I have always enjoyed reading people and have, in fact, spent the majority of my life doing just that. I like long novels about interesting people with some mystery in the pages, which tempts me to go to the final chapter to find out how it ends… but I don’t, because I know that if I did that I would most likely lose interest in the book. I am most interested in true stories about abnormal people. People who come from difficult circumstances and have had to struggle through life, just to get to a place of normalcy. Life can be cruel for some and their stories evoke in me an admiration for their courage and determination to fight for their right to be considered equal to all others. 

I picked up a good book a few years back and immediately got interested in it. The character in the story was an orphan and unfortunately born with HIV. He struggled with an inferiority complex and wasn’t doing good in school but had a very likable disposition. He was a practical joker and eventually found his way into the hearts of all who met him.

In time he felt ready to take on Life and found work in the big city. He did well at first but then came down with drug-resistant TB and it almost did him in… however, he made a remarkable recovery and went back to work, only to have it come back to him a second time… and from this, he also recovered.

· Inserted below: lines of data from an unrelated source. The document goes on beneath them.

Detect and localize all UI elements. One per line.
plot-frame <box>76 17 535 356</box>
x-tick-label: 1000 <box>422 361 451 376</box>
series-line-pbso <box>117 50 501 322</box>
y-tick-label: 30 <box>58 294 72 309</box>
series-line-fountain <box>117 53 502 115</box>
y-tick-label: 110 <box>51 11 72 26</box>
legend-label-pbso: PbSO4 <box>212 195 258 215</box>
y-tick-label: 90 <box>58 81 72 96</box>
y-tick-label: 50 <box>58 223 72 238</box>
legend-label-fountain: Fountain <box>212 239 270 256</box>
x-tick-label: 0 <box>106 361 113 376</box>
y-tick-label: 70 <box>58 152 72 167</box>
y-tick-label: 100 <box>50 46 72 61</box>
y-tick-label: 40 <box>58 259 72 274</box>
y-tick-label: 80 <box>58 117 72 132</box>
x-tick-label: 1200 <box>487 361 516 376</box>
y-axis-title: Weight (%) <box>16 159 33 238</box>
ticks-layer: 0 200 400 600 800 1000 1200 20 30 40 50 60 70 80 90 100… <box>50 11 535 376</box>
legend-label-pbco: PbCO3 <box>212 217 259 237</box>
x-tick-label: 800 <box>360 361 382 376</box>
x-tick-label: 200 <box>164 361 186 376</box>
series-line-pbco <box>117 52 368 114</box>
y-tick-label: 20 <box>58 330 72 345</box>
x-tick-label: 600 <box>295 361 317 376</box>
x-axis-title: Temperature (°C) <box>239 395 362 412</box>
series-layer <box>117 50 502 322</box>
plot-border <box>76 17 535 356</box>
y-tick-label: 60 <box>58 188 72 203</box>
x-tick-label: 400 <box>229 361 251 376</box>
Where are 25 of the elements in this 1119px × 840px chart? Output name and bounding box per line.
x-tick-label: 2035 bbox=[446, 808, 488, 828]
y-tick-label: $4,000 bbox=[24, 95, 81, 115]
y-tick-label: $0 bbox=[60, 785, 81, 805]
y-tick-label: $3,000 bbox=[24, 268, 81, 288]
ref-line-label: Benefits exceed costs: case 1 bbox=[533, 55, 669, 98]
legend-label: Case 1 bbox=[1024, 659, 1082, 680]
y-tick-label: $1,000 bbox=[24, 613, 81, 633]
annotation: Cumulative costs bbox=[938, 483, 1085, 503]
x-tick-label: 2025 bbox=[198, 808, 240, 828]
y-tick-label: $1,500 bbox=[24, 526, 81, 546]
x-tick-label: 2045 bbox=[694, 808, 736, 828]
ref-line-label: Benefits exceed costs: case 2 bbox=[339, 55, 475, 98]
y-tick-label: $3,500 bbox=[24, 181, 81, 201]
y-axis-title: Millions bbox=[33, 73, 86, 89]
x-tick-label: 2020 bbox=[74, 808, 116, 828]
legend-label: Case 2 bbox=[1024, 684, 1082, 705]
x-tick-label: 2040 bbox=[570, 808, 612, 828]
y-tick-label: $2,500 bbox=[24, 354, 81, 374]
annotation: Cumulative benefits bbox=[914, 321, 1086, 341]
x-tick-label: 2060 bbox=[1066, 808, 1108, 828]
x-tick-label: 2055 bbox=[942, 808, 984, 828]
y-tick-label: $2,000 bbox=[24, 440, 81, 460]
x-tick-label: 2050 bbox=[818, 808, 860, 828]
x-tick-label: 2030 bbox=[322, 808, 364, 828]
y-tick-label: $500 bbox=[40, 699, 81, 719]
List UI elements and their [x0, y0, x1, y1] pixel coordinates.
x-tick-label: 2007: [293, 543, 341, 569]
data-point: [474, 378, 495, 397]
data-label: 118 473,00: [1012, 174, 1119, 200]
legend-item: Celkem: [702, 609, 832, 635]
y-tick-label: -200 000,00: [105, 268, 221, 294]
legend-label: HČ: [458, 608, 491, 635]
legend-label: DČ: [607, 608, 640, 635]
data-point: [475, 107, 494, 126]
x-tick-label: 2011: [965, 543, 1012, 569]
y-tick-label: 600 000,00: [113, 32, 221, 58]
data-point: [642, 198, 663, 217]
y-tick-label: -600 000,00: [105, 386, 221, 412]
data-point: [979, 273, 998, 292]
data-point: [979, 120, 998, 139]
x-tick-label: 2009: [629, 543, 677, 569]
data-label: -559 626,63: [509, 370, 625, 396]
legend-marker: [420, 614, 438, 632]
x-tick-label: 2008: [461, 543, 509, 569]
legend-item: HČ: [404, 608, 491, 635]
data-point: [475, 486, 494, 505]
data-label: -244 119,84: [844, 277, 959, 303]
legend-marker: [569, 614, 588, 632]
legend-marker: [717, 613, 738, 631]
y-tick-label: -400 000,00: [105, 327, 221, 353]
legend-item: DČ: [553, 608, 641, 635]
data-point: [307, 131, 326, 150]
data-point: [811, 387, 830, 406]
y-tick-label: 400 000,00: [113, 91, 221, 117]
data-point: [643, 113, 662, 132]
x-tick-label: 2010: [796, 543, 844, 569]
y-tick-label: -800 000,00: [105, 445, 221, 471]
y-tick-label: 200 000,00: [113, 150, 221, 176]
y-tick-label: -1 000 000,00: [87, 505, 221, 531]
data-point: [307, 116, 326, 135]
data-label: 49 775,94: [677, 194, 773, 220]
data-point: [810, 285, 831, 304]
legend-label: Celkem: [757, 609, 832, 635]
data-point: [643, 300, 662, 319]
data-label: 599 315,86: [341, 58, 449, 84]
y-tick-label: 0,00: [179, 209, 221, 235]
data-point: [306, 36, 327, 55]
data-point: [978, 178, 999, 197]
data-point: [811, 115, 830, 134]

He was doing well and in every chapter, it looked like the book would have a happy ending. I was content to read a chapter now and then in my leisure time… but a few days ago I picked up the book again and to my surprise, it seemed that I was reading the closing chapter. Although I knew it was possible that the Author of Life could, in just a few words, change the ending of the story and write more chapters, I had to prepare myself for the possibility of an unhappy ending. I turned the page to go to the next chapter but instead found that the story had ended.

Somnang’s death was a wake up call for me and for many of his friends who had stopped taking their medicines because they felt they too could beat the odds… however, Somnang taught us that the odds are hard to beat.